Thanks Manoj for these structural questions. I believe in 100% honesty and real world logic not some surface level web3 integration that will fail on the ground. We have provided our detailed response on the 4 points based entirely on the reality of Somaliland:
1. Onboarding, UX & Hybrid Approach (Reply For Point 1)
In Somaliland, local merchants, traders and passengers depend entirely on seamless mobile money systems such as ZAAD and e-Dahab. It’s the lifeblood of our local economies. If we require a first-time Web3 user to open Metamask or Coinbase Wallet, secure seed phrases, and complex transactions for just transporting their cargo, or just taking a ride, massive friction will be created. They will view Web3 as a burden that hurts their daily survival, not helping it.
Our strategy is to bring in Web3 by value first and tech later. We build trust by providing them with a great, reliable transport service and they pay through their familiar ZAAD/e-Dahab systems.
As they experience the efficiency over time, we’ll organically educate them on how Optimism powers the background and naturally spark their curiosity to adopt Web3. We need to give them time and build some real interest and not force instant friction.
2. Smartphone and Internet Penetration (Response to 2)
Yes, internet connectivity and smartphone penetration are very strong along the Borama-Hargeisa transit route. The local community has high-speed mobile internet, which is more than enough to interact with our platform. The digital infrastructure is already fully deployed on the ground, the only thing holding it back is the crypto-UX, which our hybrid approach elegantly solves.
3. Receiving Technical Guidance & Ecosystem Alignment (Re: Point 3)
Oh yes, absolutely. I am looking for structural feedback, technical guidance and ecosystem partners before we go for any financial grants or funding pathways. My goal is not to get a donation but become a long term, active block member of the Optimism Collective.

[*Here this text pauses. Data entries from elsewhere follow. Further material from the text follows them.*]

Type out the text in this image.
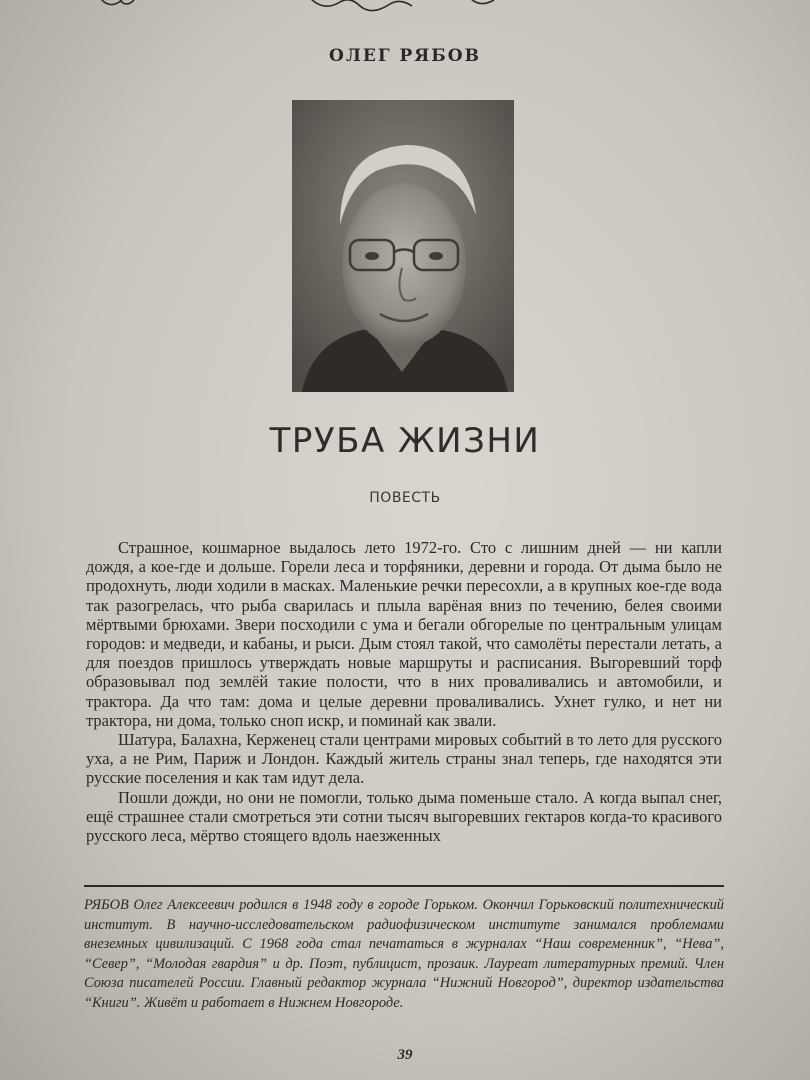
ОЛЕГ РЯБОВ
ТРУБА ЖИЗНИ
ПОВЕСТЬ

Страшное, кошмарное выдалось лето 1972-го. Сто с лишним дней — ни капли дождя, а кое-где и дольше. Горели леса и торфяники, деревни и города. От дыма было не продохнуть, люди ходили в масках. Маленькие речки пересохли, а в крупных кое-где вода так разогрелась, что рыба сварилась и плыла варёная вниз по течению, белея своими мёртвыми брюхами. Звери посходили с ума и бегали обгорелые по центральным улицам городов: и медведи, и кабаны, и рыси. Дым стоял такой, что самолёты перестали летать, а для поездов пришлось утверждать новые маршруты и расписания. Выгоревший торф образовывал под землёй такие полости, что в них проваливались и автомобили, и трактора. Да что там: дома и целые деревни проваливались. Ухнет гулко, и нет ни трактора, ни дома, только сноп искр, и поминай как звали.

Шатура, Балахна, Керженец стали центрами мировых событий в то лето для русского уха, а не Рим, Париж и Лондон. Каждый житель страны знал теперь, где находятся эти русские поселения и как там идут дела.

Пошли дожди, но они не помогли, только дыма поменьше стало. А когда выпал снег, ещё страшнее стали смотреться эти сотни тысяч выгоревших гектаров когда-то красивого русского леса, мёртво стоящего вдоль наезженных

РЯБОВ Олег Алексеевич родился в 1948 году в городе Горьком. Окончил Горьковский политехнический институт. В научно-исследовательском радиофизическом институте занимался проблемами внеземных цивилизаций. С 1968 года стал печататься в журналах “Наш современник”, “Нева”, “Север”, “Молодая гвардия” и др. Поэт, публицист, прозаик. Лауреат литературных премий. Член Союза писателей России. Главный редактор журнала “Нижний Новгород”, директор издательства “Книги”. Живёт и работает в Нижнем Новгороде.
39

My number one thing is getting the technical architecture right, with the help of the community.
4. Onchain Data, Operations and Pilot Scope (Response to Point 4)
The end-user front-end payments will remain on mobile money for now but the whole operational backbone of our project will be running on Optimism:
* Logistics & GPRS Tracking: Vehicle transit distances, route logs and GPRS tracking metrics will be securely anchored on-chain.

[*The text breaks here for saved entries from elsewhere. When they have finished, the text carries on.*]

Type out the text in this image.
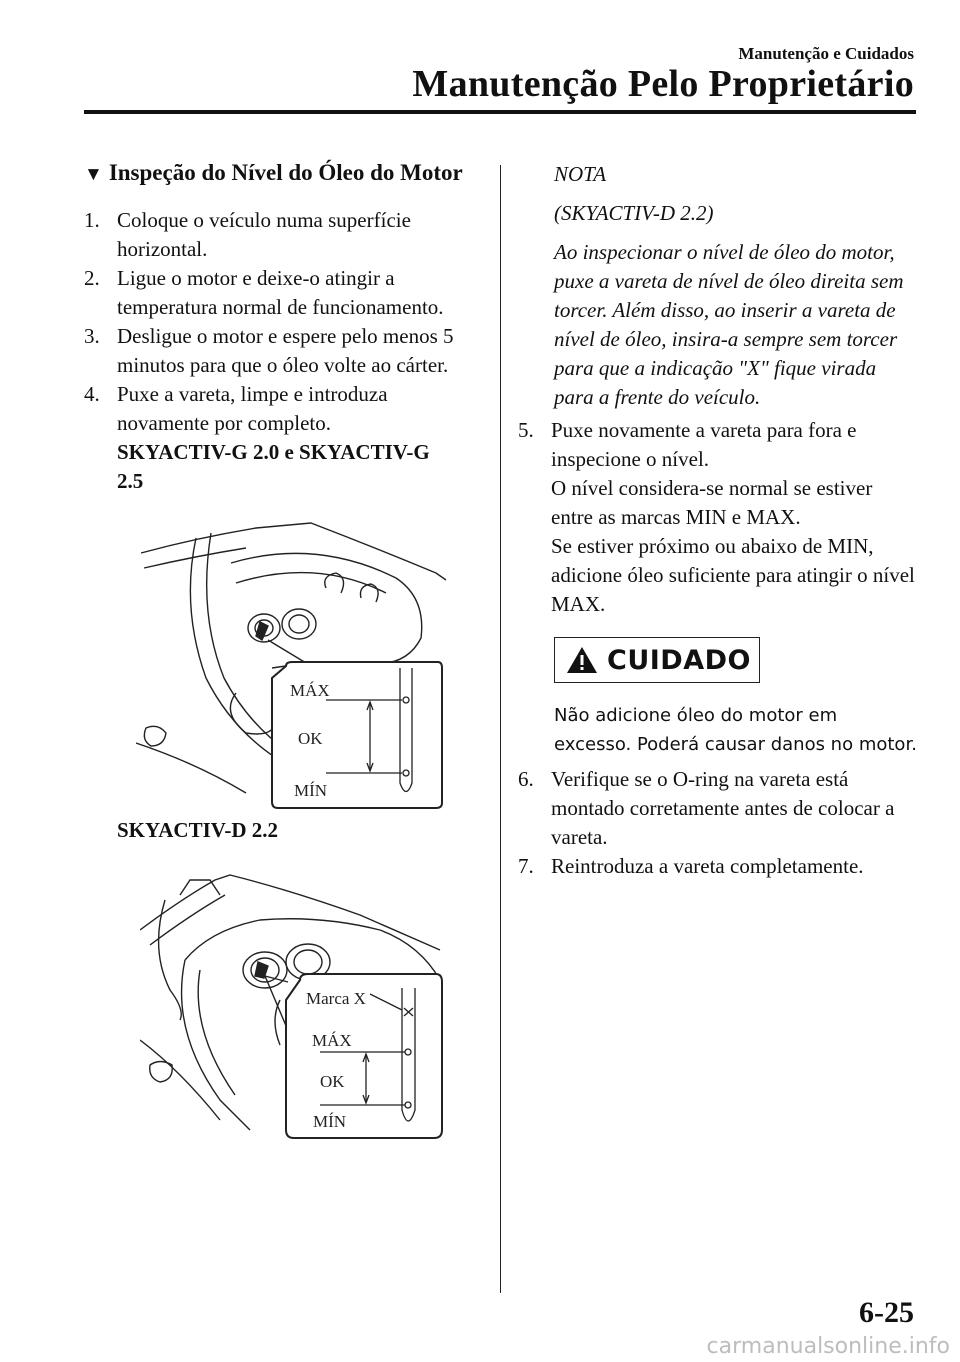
Manutenção e Cuidados
Manutenção Pelo Proprietário
▼ Inspeção do Nível do Óleo do Motor
1. Coloque o veículo numa superfície horizontal.
2. Ligue o motor e deixe-o atingir a temperatura normal de funcionamento.
3. Desligue o motor e espere pelo menos 5 minutos para que o óleo volte ao cárter.
4. Puxe a vareta, limpe e introduza novamente por completo.
SKYACTIV-G 2.0 e SKYACTIV-G 2.5
MÁX
OK
MÍN
SKYACTIV-D 2.2
Marca X
MÁX
OK
MÍN

NOTA

(SKYACTIV-D 2.2)

Ao inspecionar o nível de óleo do motor, puxe a vareta de nível de óleo direita sem torcer. Além disso, ao inserir a vareta de nível de óleo, insira-a sempre sem torcer para que a indicação "X" fique virada para a frente do veículo.

5. Puxe novamente a vareta para fora e inspecione o nível.
O nível considera-se normal se estiver entre as marcas MIN e MAX.
Se estiver próximo ou abaixo de MIN, adicione óleo suficiente para atingir o nível MAX.
CUIDADO
Não adicione óleo do motor em excesso. Poderá causar danos no motor.
6. Verifique se o O-ring na vareta está montado corretamente antes de colocar a vareta.
7. Reintroduza a vareta completamente.
6-25
carmanualsonline.info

* Financial Transparency: The OP Stack will be used for storing all operational data, including the company’s internal revenue ledger, cargo logs and capital tracking to ensure full transparency.
Our Proposed Pilot Milestone Plan:
Our main operational vehicle as become broken for good and is at the end of its mechanical life, to be perfectly honest. Additionally, we cannot use or engage other active vehicles on the local network for this pilot. If I tried to take or use the vehicles of other drivers to test my Optimism project, they would see this as a direct disruption to their daily livelihood because they use these vehicles to provide sustenance and food for their children and families. Also the passengers are always in a rush due to their busy jobs and they will see it as a major disturbance if we force an unfamiliar Web3 onboarding on them during their commute.
Therefore, the most practical and effective solution is to secure ecosystem grant funding to purchase our first independent, dedicated vehicle (1 manual gear box asset) to launch a controlled 3-month prototype on Borama-Hargeisa Corridor.
Once we have a first asset secured through a structured milestone grant we will have 100% operational control to run the pilot independently, capture all live transit data and bridge the passenger metrics directly onto the Optimism backend. That will deliver the real on-chain usage metrics and active addresses the Collective expects to see before scaling the fleet.
We are all ready and open on any technical ideas, developer support or community volunteers to help us bridge local mobile money infrastructure with the Superchain!